PLANNING my dear Lauren!

I do believe Aunty Delia wrote a book called 'Learn to Cook'.  Used prices (presumably from those who now know EVERYTHING LOL - from £12 I see.

Otherwise it's in at least 3 separate parts, at £16 a shot, brand new.

I've always found her very reliable and helpful - cos she says stuff like, after telling you to 'add the flour' or whatever - 'If it looks a bit curdled, don't worry cos it's sposed to'  LOL


----------



## Lauren (Jul 20, 2014)

Great  I'll look into it, thanks


----------



## jalapino (Jul 21, 2014)

Good luck Lauren!!!.....STICK with it and stay motivated and keep thinking why your doing this and do not give in to those bloody take away menu's they keep throwing threw the door and chopping down tree's for them!!!! grrrrrr!!!


----------



## suziepoo (Jul 22, 2014)

Hi
If you want cheap exercise, why not have a look at Meetup. They run various groups all over the country and do various activities. I joined one in Aberdeen for walks. It cost £1 annual fee and has also meant that I get to see great new places but also make new friends too. Plus, if you inform them that you're going, you don't feel like you can back out just because you can't be mithered!  (Handy guilt trip for me!)


----------



## grainger (Jul 22, 2014)

Hi,

I'm finding getting back into exercise the easiest thing to do is to walk everywhere you can rather than car/bus/train. It doesn't feel like exercise but rally does help.
Other than thaT like others say, spring cleaning is a great idea (I'm going to pinch that one) oh and running/jogging is free outside.

Food wise I think Jamie's 15 min meals or 30 min meals are a great alternative to takeaways and relatively quick to do plus tasty in my opinion 

Good luck


----------



## Lauren (Aug 5, 2014)

Thanks everyone for your advice  Not sure if I've lost any weight over the last few weeks but I certainly feel healthier. I've been going to yoga and pilates at the local leisure centre - it's great because you pre-book the week before and you can't cancel last minute, which is what I usually do! So I have been forcing myself to go. It's oddly painful and relaxing at the same time! I also went swimming on Saturday with my husband and found it surprisingly enjoyable, so I think we're going to make it a regular thing. 


As for food I have been a lot better, preparing most of my food myself instead of eating fast food and junk food. I haven't been too hard on myself when I've slipped up. We had a Dominos Pizza on Friday :O but I only had half a pizza without any side orders so a vast improvement from the days when I would happily eat an entire pizza by myself plus garlic bread and potato wedges!!!


----------



## Lauren (Aug 5, 2014)

Also I have been going for long walks in the evenings, which I'm finding are a good way to wind down after a busy day


----------



## Lauren (Aug 5, 2014)

suziepoo said:


> Hi
> If you want cheap exercise, why not have a look at Meetup. They run various groups all over the country and do various activities. I joined one in Aberdeen for walks. It cost £1 annual fee and has also meant that I get to see great new places but also make new friends too. Plus, if you inform them that you're going, you don't feel like you can back out just because you can't be mithered!  (Handy guilt trip for me!)
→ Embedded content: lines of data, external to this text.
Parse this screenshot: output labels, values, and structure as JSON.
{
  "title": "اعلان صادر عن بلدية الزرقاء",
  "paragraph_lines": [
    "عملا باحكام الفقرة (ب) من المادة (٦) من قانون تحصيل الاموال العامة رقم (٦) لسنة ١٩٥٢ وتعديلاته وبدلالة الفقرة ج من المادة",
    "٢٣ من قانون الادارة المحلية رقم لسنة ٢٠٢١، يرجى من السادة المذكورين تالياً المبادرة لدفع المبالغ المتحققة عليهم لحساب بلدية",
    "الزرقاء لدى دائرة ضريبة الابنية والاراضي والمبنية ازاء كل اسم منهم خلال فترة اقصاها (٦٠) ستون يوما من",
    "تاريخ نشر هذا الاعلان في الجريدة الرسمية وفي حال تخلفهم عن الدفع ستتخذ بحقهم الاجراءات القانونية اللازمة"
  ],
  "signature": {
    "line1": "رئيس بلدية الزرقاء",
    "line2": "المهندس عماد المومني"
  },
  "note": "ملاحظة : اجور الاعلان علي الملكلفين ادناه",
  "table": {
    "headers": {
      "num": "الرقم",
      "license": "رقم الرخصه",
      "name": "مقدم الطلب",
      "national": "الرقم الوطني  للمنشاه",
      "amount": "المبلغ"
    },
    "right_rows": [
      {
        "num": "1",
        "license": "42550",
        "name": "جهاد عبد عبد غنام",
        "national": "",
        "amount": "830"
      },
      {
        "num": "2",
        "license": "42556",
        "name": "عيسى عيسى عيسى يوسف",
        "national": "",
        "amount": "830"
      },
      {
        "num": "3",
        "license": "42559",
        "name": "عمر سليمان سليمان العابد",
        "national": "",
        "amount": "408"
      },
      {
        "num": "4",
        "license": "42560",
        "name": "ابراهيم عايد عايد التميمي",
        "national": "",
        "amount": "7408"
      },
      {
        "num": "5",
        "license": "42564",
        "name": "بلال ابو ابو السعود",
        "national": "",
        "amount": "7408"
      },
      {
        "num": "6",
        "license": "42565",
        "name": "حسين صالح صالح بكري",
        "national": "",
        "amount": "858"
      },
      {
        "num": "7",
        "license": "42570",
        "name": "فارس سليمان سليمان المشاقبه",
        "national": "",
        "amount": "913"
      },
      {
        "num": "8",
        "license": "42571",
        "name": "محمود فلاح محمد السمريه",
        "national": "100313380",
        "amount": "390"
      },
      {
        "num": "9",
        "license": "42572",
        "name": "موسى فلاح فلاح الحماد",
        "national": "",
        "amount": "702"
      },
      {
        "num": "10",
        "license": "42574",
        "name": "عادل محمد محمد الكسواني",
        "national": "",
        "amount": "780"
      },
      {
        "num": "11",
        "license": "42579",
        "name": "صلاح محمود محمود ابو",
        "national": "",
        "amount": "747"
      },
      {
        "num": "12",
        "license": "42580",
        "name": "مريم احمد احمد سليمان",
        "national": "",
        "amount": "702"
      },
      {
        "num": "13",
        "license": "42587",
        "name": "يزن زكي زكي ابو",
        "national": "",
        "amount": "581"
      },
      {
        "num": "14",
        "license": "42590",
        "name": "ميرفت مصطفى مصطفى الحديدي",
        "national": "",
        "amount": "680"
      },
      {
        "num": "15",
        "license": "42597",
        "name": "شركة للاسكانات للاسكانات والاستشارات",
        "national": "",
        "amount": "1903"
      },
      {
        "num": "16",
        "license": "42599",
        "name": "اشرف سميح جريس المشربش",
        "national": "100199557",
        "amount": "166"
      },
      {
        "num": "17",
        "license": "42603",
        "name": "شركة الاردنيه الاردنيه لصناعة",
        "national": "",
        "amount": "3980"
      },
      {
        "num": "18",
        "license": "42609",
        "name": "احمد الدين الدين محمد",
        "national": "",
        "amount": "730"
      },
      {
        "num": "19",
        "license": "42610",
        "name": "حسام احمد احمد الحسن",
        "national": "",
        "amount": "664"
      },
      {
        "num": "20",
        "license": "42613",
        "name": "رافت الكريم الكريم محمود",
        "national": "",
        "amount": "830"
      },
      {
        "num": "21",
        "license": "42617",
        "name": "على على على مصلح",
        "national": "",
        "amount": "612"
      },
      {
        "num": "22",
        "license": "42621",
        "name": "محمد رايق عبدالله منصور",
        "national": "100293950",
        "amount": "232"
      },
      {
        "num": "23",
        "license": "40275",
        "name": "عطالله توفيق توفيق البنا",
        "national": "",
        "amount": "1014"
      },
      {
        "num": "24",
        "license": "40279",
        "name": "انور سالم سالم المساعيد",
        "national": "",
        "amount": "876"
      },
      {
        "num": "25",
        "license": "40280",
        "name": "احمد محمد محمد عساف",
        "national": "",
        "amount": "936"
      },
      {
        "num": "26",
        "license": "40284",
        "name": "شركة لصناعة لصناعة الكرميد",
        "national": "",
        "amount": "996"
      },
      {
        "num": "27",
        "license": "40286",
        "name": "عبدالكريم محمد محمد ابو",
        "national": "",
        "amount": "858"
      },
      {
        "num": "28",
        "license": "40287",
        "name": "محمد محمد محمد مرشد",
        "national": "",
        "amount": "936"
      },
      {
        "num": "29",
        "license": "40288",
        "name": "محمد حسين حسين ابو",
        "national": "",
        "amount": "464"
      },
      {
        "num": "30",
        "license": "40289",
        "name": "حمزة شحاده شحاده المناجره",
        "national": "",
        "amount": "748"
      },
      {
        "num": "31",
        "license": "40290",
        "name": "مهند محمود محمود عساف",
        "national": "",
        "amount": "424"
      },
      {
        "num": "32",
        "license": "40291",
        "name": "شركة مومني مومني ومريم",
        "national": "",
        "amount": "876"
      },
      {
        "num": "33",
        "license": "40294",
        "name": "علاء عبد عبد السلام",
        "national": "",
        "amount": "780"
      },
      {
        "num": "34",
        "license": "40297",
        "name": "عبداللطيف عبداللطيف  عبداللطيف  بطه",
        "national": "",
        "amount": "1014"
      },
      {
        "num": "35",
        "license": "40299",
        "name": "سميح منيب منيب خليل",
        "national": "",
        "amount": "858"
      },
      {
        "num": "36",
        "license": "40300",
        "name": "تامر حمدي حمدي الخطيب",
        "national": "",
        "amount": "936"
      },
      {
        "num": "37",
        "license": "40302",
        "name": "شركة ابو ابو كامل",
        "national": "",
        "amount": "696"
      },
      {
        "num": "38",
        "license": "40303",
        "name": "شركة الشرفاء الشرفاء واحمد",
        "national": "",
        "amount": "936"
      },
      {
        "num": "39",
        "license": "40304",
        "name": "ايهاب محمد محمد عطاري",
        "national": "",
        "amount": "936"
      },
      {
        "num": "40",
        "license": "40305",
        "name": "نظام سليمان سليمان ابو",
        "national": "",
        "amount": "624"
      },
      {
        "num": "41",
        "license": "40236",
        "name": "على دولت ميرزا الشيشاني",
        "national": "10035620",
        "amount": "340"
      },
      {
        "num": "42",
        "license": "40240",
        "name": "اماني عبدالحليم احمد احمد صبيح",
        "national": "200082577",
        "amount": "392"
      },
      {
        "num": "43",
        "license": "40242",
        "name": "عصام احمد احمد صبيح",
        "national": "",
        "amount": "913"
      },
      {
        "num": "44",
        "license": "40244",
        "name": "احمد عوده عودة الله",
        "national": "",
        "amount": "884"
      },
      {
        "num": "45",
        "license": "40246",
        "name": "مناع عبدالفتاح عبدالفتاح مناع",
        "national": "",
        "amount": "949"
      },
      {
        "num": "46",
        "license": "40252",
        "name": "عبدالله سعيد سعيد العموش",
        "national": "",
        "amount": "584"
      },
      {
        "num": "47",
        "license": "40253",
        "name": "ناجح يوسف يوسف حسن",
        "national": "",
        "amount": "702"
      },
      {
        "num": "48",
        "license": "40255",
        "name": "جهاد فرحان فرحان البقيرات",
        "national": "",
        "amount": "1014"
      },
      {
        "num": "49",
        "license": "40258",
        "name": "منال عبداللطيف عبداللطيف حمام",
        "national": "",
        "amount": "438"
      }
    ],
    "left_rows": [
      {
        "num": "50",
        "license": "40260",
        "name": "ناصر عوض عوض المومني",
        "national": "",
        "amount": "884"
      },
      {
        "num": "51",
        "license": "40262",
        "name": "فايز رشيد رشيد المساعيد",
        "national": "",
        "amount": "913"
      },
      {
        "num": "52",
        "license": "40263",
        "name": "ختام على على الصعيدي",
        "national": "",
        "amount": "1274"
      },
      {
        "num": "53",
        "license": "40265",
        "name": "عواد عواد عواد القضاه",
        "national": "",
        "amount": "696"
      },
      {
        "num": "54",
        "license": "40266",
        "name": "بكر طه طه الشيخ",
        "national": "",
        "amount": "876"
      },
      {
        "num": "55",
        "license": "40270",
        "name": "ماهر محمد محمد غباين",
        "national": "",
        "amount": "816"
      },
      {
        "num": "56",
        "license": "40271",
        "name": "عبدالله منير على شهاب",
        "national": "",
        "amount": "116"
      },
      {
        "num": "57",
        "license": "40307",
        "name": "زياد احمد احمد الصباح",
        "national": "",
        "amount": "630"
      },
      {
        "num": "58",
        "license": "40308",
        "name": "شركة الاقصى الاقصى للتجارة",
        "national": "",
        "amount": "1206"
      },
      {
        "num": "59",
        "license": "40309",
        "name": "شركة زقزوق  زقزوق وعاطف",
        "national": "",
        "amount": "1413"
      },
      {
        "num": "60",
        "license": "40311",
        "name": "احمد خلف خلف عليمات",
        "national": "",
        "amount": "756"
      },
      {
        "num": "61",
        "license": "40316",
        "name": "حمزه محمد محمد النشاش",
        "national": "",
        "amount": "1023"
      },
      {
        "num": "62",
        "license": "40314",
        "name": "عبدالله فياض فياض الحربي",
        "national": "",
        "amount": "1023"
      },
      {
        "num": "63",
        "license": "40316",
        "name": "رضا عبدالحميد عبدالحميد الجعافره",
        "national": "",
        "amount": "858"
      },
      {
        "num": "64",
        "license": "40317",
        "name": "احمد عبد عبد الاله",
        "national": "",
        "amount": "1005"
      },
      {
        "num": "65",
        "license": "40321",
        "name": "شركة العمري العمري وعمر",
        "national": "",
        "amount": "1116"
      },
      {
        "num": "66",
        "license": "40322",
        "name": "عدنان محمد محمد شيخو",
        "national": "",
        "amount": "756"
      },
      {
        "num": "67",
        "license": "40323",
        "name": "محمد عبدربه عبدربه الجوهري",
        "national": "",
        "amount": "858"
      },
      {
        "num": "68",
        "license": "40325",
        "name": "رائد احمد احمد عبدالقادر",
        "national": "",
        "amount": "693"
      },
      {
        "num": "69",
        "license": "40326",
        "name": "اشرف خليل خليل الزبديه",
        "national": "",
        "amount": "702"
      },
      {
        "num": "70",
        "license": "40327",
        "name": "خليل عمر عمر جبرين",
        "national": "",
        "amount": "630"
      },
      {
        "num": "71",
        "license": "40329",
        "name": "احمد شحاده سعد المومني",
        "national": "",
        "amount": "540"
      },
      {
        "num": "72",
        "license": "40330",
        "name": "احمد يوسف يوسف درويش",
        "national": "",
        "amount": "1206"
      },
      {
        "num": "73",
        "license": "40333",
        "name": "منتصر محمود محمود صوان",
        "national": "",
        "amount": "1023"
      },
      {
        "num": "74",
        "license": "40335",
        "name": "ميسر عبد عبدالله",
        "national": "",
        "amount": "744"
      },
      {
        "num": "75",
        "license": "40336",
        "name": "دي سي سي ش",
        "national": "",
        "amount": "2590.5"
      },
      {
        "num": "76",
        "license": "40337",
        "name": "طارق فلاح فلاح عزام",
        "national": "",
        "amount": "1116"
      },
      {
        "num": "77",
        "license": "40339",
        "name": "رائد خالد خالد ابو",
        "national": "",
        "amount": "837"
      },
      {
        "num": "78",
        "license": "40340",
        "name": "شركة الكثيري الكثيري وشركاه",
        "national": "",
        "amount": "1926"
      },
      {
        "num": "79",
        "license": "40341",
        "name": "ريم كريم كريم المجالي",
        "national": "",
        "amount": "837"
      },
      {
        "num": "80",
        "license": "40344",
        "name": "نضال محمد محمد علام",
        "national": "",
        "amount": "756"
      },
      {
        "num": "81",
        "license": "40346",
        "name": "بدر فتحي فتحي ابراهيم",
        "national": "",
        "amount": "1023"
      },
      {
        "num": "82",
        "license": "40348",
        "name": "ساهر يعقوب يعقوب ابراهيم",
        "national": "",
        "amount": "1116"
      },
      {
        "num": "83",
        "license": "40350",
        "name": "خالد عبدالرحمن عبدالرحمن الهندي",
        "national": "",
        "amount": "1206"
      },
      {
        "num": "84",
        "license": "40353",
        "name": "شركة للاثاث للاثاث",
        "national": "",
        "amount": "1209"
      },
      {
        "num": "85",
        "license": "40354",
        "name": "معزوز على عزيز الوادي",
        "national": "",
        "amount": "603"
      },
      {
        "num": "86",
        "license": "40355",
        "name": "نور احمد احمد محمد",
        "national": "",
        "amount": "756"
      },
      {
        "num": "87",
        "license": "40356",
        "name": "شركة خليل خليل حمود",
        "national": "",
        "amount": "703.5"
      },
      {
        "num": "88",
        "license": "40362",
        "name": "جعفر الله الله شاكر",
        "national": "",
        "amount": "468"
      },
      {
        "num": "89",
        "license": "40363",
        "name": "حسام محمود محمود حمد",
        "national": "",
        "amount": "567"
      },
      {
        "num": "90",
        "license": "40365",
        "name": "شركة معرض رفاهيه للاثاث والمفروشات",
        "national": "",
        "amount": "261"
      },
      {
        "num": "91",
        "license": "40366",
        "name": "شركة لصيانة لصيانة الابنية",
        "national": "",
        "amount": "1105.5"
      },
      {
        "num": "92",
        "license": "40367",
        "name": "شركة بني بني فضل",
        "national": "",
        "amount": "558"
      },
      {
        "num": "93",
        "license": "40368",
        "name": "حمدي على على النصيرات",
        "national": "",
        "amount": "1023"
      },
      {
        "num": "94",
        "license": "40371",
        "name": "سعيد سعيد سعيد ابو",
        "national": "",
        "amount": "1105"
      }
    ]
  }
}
Thanks Suzie, I will look into this


----------



## Northerner (Aug 5, 2014)

Great to hear Lauren, well done! Good to hear you are feeling the benefits, long may it continue!


----------



## kinoscore (Aug 5, 2014)

*a solution*

I have recently joined a healthy food club that provides nice recipes using organic and local produce sent to your doorstep for free. I saw them in Dragons Den. 

I love cooking and have no much time available so this is a great solution. All the portions come separately so nothing is wasted and they don't add any sugar, salt or oil. I am glad to be in control and get a bit of spark as I was cooking healthy but a bit boring...  I ordered for a one off 3 days a week and I'll do it again at some point!


----------



## bill hopkinson (Aug 5, 2014)

I bought a pedometer for £1 on ebay. 
As well as the healthy food I have to do minimum of 4km a day.
I think it is exercise which is best at bringing my weight down


----------



## Lauren (Aug 6, 2014)

Thanks kinoscore and Bill  I have seen a few adverts for a locally produce delivery company so that is something I might look into. Apparently they give you recipes with your delivery so everything gets used. Really wish I had a garden to grow my own vegetables!

As for a pedometer that is a great idea! Especially if I can get one cheap 
Thanks both 

Today I went to 'boxercise' for the first time, it was very difficult and involved quite a lot more sprinting than I thought! But it was a good experience. Not sure if it's something I'll do regularly but I think I'll stick to it for now and give it a chance.


----------



## HOBIE (Sep 2, 2014)

How are things going Lauren ?  A walk on an evening is something I enjoy, a bit fresh air after din dins


----------